HIPAA UPDATE
November 2004


Interim Final Rule on HIPAA Civil Monetary Penalties Extended by DHHS

DHHS published a final rule extending for one year an interim final rule establishing procedures for the imposition of civil monetary penalties on entities that violate HIPAA. The interim final rule was to expire on September 16, 2004, but DHHS extended it in order to continue ongoing enforcement actions and to develop a more comprehensive rule. DHHS intends to propose a rule to establish comprehensive procedural and substantive rules for HIPAA enforcement through the imposition of civil monetary penalties. No definitive date has been set, but DHHS said that it intends to publish the new final rule soon. The rule extending the interim final rule can be found at 69 Fed. Reg. 55515.

First HIPAA Criminal Conviction

On August 19, Richard Gibson, from Washington state, pled guilty in federal court to disclosure of individually identifiable health information for economic gain. He admitted he used a patient’s name, date of birth, and social security number that he obtained while employed by the Seattle Cancer Care Alliance to get credit cards in the patient’s name which he then used to purchase such things as video games, home improvement supplies, clothing, jewelry, decorative objects, groceries, and gasoline. Mr. Gibson racked up over $9,000 in debt in the patient’s name. The resulting conviction is the first ever under HIPAA’s criminal provisions which became effective in April of 2003. Gibson will be sentenced to prison for 10 to 16 months and be required to pay restitution to the victim and the credit card companies.

GAO Report on Implementation of HIPAA Privacy

In a report issued October 4, 2004, the GAO stated that providers and health plans reported smoother-than-expected implementation of HIPAA Privacy in the first year of required compliance. Some complaints, however, have been expressed with regard to certain Privacy requirements. Providers and health plans emphasized that the requirement to account for certain information disclosures and the requirement to develop agreements with business associates that extend privacy protections “downstream,” are unnecessarily burdensome and would like further guidance and/or modification of these provisions.

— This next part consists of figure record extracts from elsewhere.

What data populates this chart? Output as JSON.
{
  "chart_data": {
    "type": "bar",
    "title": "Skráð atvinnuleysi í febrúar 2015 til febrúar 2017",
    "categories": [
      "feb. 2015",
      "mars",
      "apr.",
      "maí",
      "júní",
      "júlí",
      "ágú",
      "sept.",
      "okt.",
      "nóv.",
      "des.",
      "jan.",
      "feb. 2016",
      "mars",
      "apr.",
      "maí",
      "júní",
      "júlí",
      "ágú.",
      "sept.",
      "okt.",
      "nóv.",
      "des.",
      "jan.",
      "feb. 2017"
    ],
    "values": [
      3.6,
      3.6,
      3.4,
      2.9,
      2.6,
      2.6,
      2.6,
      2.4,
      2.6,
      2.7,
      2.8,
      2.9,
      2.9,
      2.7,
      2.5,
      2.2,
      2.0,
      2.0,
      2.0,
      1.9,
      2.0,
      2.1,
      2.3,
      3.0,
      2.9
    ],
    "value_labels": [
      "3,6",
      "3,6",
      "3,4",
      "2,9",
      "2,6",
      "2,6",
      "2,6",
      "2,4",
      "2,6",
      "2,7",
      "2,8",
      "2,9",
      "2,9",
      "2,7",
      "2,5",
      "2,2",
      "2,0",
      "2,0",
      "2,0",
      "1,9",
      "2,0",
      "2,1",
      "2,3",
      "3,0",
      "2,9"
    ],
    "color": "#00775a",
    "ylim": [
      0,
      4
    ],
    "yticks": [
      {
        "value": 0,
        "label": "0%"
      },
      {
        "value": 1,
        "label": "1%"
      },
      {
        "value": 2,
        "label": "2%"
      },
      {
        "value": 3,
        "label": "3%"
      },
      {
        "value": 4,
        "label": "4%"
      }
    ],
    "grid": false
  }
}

Public health entities are concerned that providers’ concerns about complying with the Privacy Rule may impede the flow of information to state health departments and disease registries and has reduced access to data, consequently delaying clinical and health services research.

HIPAA Security Breaches

Recent reported unauthorized disclosures of PHI include:
  • A hospital reported that some patient records were accidentally placed in a bank deposit bag and sent to the local bank.
  • Over 30 patient files were discovered in a recycling bin.
  • A private practice associated with a hospital system was found to have utilized an insecure technology for remote access to its network – potentially allowing a hacker to tap in with ease and have full access to all of the hospital’s patient records.
Studies aimed at determining the biggest security threats to ePHI show that insiders are the biggest threat to an entity’s security. Most of the security breaches were found to have been performed with unsophisticated technologies used to access entity files during normal business hours. Enforcement of minimum access policies and developing audit systems are an entity’s best protections from these sorts of intrusions.

IRS Notice Explains Requests of PHI Under HIPAA

The IRS, Office of Chief Counsel, published a notice that identifies and explains three exceptions that allow the IRS to obtain PHI from a taxpayer or a third party who is a covered entity when seeking to enforce the Internal Revenue Code. The three exceptions are as follows: the authorization of the taxpayer, the law enforcement exception, and the administrative and judicial proceedings exception. The notice also points out that the IRS is not a covered entity and, once it obtains PHI, the Privacy Rule no longer governs its use of the information and it could be used to for examining other taxpayers.

California Medical Information Privacy Bill

On September 29, California Governor Arnold Schwarzenegger signed a bill into law that prohibits businesses from collecting an individual’s medical information for marketing purposes unless “clearly and conspicuously” disclosing how the information will be used for marketing and obtaining consent for the specific disclosure. Recordings of oral conversations that corporations have with individuals when seeking medical information for marketing purposes must be kept for two years. The new law also imposes similar requirements regarding disclosure and consent for written communications aimed at collecting individual health information for marketing purposes.